Jackmont is also behind the forthcoming PHL outposts of Oyster House and Federal Donuts, as well the Elixir Coffee that opened last year. (Elixr will be supplying Middle Child’s coffee as well.) Oyster House and Federal Donuts are both are expected to open by late spring/early summer 2025, said Dana Krawchuk, a marketing manager at MarketPlace PHL, the developer and landlord for shops and restaurants at the airport.

This fast-casual Middle Child is an entirely different operation than the offerings at the Chase Sapphire Lounge, both in terms of the partner and the inspiration. “The Lounge is a culinary partnership with Clubhouse,” Cahn said. “It stays true to the Middle Child ethos, of course, but it has more of that composed, elevated feel that Clubhouse offers.” Five additional seasonal items are planned for the lounge, on top of the currently offered breakfast burrito and Shopsin club, Cahn said.

Perhaps the most practical difference for travelers, though, is that you don’t need a fancy Chase credit card to visit the Terminal D Middle Child, which will be located near gates D12 and D14. “I’m stoked to see someone from who-knows-where, North Dakota, eat a club sandwich with miso on it,” Cahn said.

The airport seems unlikely to be Middle Child’s last stop.

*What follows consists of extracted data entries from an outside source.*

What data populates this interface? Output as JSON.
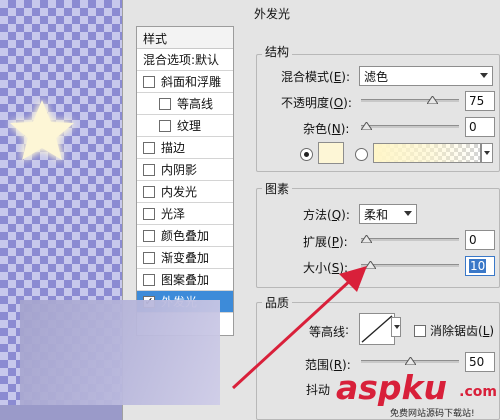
{
  "panel": {
    "title": "外发光"
  },
  "styles": {
    "header": "样式",
    "blend_options": "混合选项:默认",
    "items": [
      {
        "label": "斜面和浮雕",
        "checked": false
      },
      {
        "label": "等高线",
        "checked": false
      },
      {
        "label": "纹理",
        "checked": false
      },
      {
        "label": "描边",
        "checked": false
      },
      {
        "label": "内阴影",
        "checked": false
      },
      {
        "label": "内发光",
        "checked": false
      },
      {
        "label": "光泽",
        "checked": false
      },
      {
        "label": "颜色叠加",
        "checked": false
      },
      {
        "label": "渐变叠加",
        "checked": false
      },
      {
        "label": "图案叠加",
        "checked": false
      },
      {
        "label": "外发光",
        "checked": true
      }
    ],
    "check_mark": "✓"
  },
  "structure": {
    "title": "结构",
    "blend_mode_label": "混合模式",
    "blend_mode_key": "E",
    "blend_mode_value": "滤色",
    "opacity_label": "不透明度",
    "opacity_key": "O",
    "opacity_value": "75",
    "noise_label": "杂色",
    "noise_key": "N",
    "noise_value": "0",
    "glow_color": "#fdf6d6",
    "opacity_fraction": 0.75,
    "noise_fraction": 0.0
  },
  "elements": {
    "title": "图素",
    "method_label": "方法",
    "method_key": "Q",
    "method_value": "柔和",
    "spread_label": "扩展",
    "spread_key": "P",
    "spread_value": "0",
    "size_label": "大小",
    "size_key": "S",
    "size_value": "10",
    "spread_fraction": 0.0,
    "size_fraction": 0.04
  },
  "quality": {
    "title": "品质",
    "contour_label": "等高线",
    "antialias_label": "消除锯齿",
    "antialias_key": "L",
    "range_label": "范围",
    "range_key": "R",
    "range_value": "50",
    "jitter_label": "抖动",
    "range_fraction": 0.5
  },
  "watermark": {
    "brand": "aspku",
    "domain": ".com",
    "tagline": "免费网站源码下载站!"
  },
  "colors": {
    "selection": "#3d8bd9",
    "arrow": "#d9203a"
  }
}
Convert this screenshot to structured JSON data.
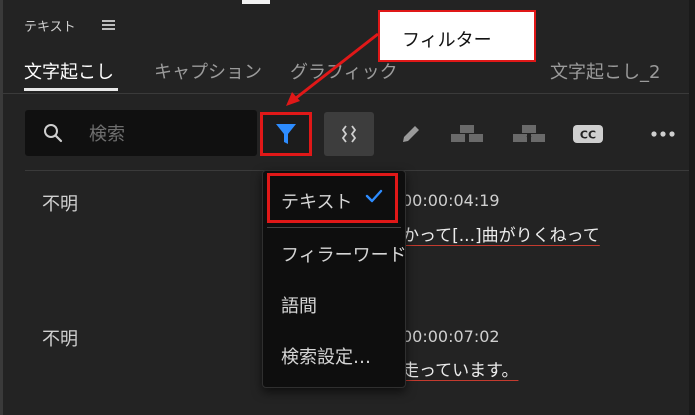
{
  "panel": {
    "title": "テキスト"
  },
  "tabs": [
    {
      "label": "文字起こし"
    },
    {
      "label": "キャプション"
    },
    {
      "label": "グラフィック"
    },
    {
      "label": "文字起こし_2"
    }
  ],
  "search": {
    "placeholder": "検索"
  },
  "toolbar": {
    "icons": [
      "filter-icon",
      "split-icon",
      "pencil-icon",
      "merge-icon",
      "split-clip-icon",
      "cc-icon",
      "more-icon"
    ],
    "cc_label": "CC"
  },
  "transcript": [
    {
      "speaker": "不明",
      "timestamp": "00:00:04:19",
      "text": "かって[...]曲がりくねって"
    },
    {
      "speaker": "不明",
      "timestamp": "00:00:07:02",
      "text": "走っています。"
    }
  ],
  "filter_menu": {
    "items": [
      "テキスト",
      "フィラーワード",
      "語間",
      "検索設定…"
    ],
    "selected": "テキスト"
  },
  "annotation": {
    "callout": "フィルター"
  },
  "colors": {
    "accent_blue": "#2d8cff",
    "highlight_red": "#e01818",
    "underline_red": "#c43b2f"
  }
}
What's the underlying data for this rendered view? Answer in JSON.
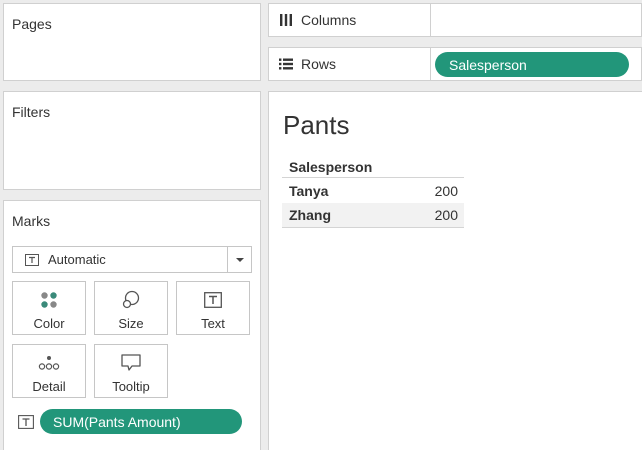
{
  "pages": {
    "title": "Pages"
  },
  "filters": {
    "title": "Filters"
  },
  "marks": {
    "title": "Marks",
    "type_selected": "Automatic",
    "buttons": {
      "color": "Color",
      "size": "Size",
      "text": "Text",
      "detail": "Detail",
      "tooltip": "Tooltip"
    },
    "field_pill": "SUM(Pants Amount)"
  },
  "columns_shelf": {
    "label": "Columns"
  },
  "rows_shelf": {
    "label": "Rows",
    "pill": "Salesperson"
  },
  "view": {
    "title": "Pants",
    "table": {
      "header": "Salesperson",
      "rows": [
        {
          "name": "Tanya",
          "value": "200"
        },
        {
          "name": "Zhang",
          "value": "200"
        }
      ]
    }
  },
  "colors": {
    "pill": "#22967a",
    "background": "#ececec",
    "border": "#d0d0d0"
  }
}
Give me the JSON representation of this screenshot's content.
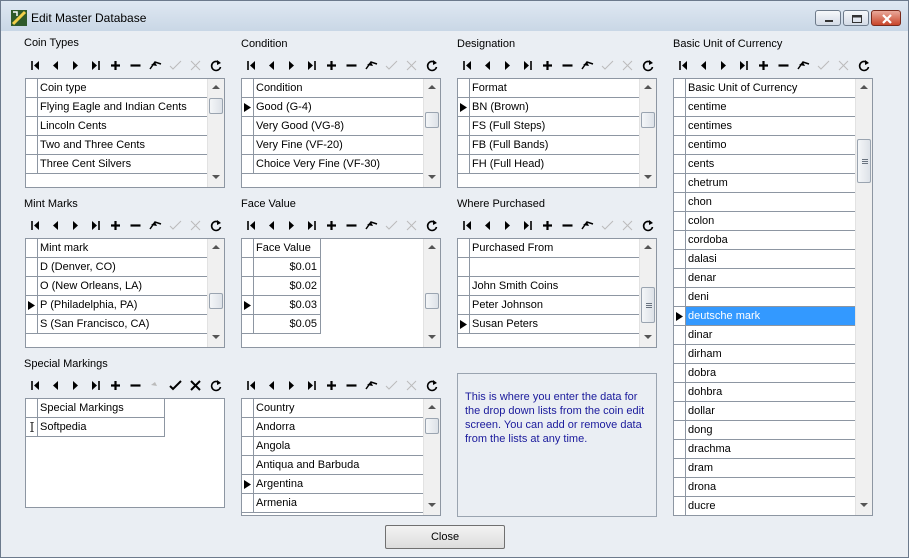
{
  "window": {
    "title": "Edit Master Database"
  },
  "panels": {
    "coin_types": {
      "label": "Coin Types",
      "header": "Coin type",
      "rows": [
        "Flying Eagle and Indian Cents",
        "Lincoln Cents",
        "Two and Three Cents",
        "Three Cent Silvers"
      ],
      "current_row": -1
    },
    "condition": {
      "label": "Condition",
      "header": "Condition",
      "rows": [
        "Good (G-4)",
        "Very Good (VG-8)",
        "Very Fine (VF-20)",
        "Choice Very Fine (VF-30)"
      ],
      "current_row": 0
    },
    "designation": {
      "label": "Designation",
      "header": "Format",
      "rows": [
        "BN (Brown)",
        "FS (Full Steps)",
        "FB (Full Bands)",
        "FH (Full Head)"
      ],
      "current_row": 0
    },
    "mint_marks": {
      "label": "Mint Marks",
      "header": "Mint mark",
      "rows": [
        "D (Denver, CO)",
        "O (New Orleans, LA)",
        "P (Philadelphia, PA)",
        "S (San Francisco, CA)"
      ],
      "current_row": 2
    },
    "face_value": {
      "label": "Face Value",
      "header": "Face Value",
      "rows": [
        "$0.01",
        "$0.02",
        "$0.03",
        "$0.05"
      ],
      "current_row": 2
    },
    "where_purchased": {
      "label": "Where Purchased",
      "header": "Purchased From",
      "rows": [
        "",
        "John Smith Coins",
        "Peter Johnson",
        "Susan Peters"
      ],
      "current_row": 3
    },
    "special_markings": {
      "label": "Special Markings",
      "header": "Special Markings",
      "rows": [
        "Softpedia"
      ],
      "current_row": 0
    },
    "country": {
      "label": "",
      "header": "Country",
      "rows": [
        "Andorra",
        "Angola",
        "Antiqua and Barbuda",
        "Argentina",
        "Armenia"
      ],
      "current_row": 3
    },
    "currency": {
      "label": "Basic Unit of Currency",
      "header": "Basic Unit of Currency",
      "rows": [
        "centime",
        "centimes",
        "centimo",
        "cents",
        "chetrum",
        "chon",
        "colon",
        "cordoba",
        "dalasi",
        "denar",
        "deni",
        "deutsche mark",
        "dinar",
        "dirham",
        "dobra",
        "dohbra",
        "dollar",
        "dong",
        "drachma",
        "dram",
        "drona",
        "ducre"
      ],
      "current_row": 11
    }
  },
  "info_text": "This is where you enter the data for the drop down lists from the coin edit screen.  You can add or remove data from the lists at any time.",
  "close_label": "Close",
  "nav_icons": [
    "first-icon",
    "prior-icon",
    "next-icon",
    "last-icon",
    "insert-icon",
    "delete-icon",
    "edit-icon",
    "post-icon",
    "cancel-icon",
    "refresh-icon"
  ],
  "colors": {
    "selection": "#3399ff",
    "info_text": "#1a1a9c",
    "window_bg": "#eaeef3"
  }
}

In a trademark fight last year with a Las Vegas restaurant also calling itself Middle Child, Cahn said that he was planning future Middle Childs at PHL as well as Los Angeles and Austin. (A judge dismissed the lawsuit against the Vegas upstart earlier this year.)

Now that Cahn’s airport ambitions have been fulfilled, what’s next? “For now, we’re just having fun,” Cahn said without commenting on specific locations. “But in the future, maybe we’ll use all of our learnings to create a ‘greatest hits’ version of Middle Child that we can take outside of Philadelphia.”